Da oggi, la sperimentazione inizia con pazienti uomini che si sono rivolti ai centri antiviolenza per curarsi.
«Abbiamo pensato che l’impatto maggiore per un paziente violento fosse immergerlo nelle reazioni che ha un bambino in una famiglia dove si litiga sempre – spiega la professoressa Caterina Arcidiacono – Uno strumento di prevenzione, insomma, ma anche di cura. Esiste una cultura di giustificazione sulle tensioni familiari, che possono sempre scatenare comportamenti violenti. Capire quanto incidano su certe patologie psicologiche dei bambini è importante».
La storia in 3D può essere indirizzata. L’immersione e il transfer nella psicologia del bambino offre due o tre risposte ai possibili comportamenti rispetto all’evoluzione di ciò che accade. Ma quando il transfer va avanti, quasi sempre la tendenza è la fuga, l’isolamento. Qualunque sia la scelta virtuale nella storia, il finale resta però sempre tragico.
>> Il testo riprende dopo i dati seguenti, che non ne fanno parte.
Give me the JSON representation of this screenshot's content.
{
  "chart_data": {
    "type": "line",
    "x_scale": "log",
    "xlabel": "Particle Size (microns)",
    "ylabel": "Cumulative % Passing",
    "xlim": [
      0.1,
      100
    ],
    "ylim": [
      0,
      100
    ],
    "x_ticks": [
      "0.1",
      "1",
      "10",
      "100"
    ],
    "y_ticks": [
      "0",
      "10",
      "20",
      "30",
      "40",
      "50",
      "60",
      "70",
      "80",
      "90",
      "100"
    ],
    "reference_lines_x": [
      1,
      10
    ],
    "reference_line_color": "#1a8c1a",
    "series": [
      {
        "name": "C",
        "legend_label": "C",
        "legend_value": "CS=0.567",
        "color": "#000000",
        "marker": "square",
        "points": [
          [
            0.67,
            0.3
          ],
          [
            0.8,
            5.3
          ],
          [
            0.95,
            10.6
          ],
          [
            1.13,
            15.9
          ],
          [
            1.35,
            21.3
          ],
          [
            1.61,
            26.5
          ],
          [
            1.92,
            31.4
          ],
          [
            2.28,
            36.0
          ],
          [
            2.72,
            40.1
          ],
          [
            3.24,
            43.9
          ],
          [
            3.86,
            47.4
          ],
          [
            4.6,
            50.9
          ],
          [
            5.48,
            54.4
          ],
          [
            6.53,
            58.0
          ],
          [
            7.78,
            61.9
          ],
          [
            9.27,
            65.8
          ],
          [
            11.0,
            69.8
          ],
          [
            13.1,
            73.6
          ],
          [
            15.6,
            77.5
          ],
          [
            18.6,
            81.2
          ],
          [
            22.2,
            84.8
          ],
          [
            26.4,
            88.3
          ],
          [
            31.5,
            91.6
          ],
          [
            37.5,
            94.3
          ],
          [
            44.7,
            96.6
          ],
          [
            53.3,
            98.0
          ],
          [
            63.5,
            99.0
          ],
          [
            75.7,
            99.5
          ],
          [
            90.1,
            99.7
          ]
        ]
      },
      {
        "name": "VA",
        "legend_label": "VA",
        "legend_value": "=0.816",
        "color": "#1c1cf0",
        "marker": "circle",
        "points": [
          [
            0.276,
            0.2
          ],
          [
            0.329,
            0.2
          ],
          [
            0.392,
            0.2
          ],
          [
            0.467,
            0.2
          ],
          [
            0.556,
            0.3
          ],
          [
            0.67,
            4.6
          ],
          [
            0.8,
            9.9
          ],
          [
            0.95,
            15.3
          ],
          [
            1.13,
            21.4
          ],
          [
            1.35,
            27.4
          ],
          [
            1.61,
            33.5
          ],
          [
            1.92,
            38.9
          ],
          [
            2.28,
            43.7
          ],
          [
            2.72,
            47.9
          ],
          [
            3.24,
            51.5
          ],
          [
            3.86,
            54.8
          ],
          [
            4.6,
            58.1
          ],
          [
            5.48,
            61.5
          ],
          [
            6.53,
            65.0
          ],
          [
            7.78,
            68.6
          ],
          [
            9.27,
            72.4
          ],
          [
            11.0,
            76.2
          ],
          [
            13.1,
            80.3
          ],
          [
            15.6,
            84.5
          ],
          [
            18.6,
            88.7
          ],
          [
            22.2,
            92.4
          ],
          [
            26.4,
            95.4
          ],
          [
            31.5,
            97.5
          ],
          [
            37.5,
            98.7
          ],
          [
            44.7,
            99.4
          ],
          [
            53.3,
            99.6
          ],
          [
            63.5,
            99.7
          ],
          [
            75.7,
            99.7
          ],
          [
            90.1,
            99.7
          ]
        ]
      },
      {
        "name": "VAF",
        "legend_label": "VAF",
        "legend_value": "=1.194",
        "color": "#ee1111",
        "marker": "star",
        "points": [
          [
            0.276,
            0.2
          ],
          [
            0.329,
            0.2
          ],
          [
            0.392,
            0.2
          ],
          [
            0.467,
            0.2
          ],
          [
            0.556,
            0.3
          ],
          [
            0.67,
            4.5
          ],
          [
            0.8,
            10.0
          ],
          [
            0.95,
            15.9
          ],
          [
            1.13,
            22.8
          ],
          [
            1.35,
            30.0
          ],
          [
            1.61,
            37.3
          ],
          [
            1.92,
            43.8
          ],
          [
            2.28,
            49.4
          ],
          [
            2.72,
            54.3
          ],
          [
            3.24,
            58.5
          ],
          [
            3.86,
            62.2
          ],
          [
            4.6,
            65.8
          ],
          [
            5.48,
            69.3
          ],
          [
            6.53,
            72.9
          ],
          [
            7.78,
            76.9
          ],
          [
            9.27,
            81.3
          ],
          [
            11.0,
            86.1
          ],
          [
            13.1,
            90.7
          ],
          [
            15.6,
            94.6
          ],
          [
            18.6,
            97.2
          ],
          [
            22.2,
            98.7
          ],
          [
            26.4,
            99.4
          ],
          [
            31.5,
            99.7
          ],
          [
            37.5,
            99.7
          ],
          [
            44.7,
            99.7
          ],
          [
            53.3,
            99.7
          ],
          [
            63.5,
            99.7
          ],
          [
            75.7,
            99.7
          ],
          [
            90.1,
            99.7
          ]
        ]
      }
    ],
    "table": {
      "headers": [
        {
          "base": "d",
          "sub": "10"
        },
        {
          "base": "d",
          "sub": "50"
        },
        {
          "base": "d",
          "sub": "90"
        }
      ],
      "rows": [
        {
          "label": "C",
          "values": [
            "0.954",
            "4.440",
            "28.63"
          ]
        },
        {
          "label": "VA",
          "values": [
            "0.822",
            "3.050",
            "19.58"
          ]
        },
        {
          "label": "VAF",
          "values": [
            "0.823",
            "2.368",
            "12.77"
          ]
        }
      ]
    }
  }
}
«Usiamo tecnologie virtuali per curare molte patologie psicologiche infantili – dice Annamaria Schena – Prevenire e curare, facendolo sembrare un gioco, è importante. Nel caso di questo game sulla violenza in famiglia, i pazienti sono i genitori che devono sapere come le conseguenze di alcuni loro comportamenti ricadono sulla psicologia dei figli».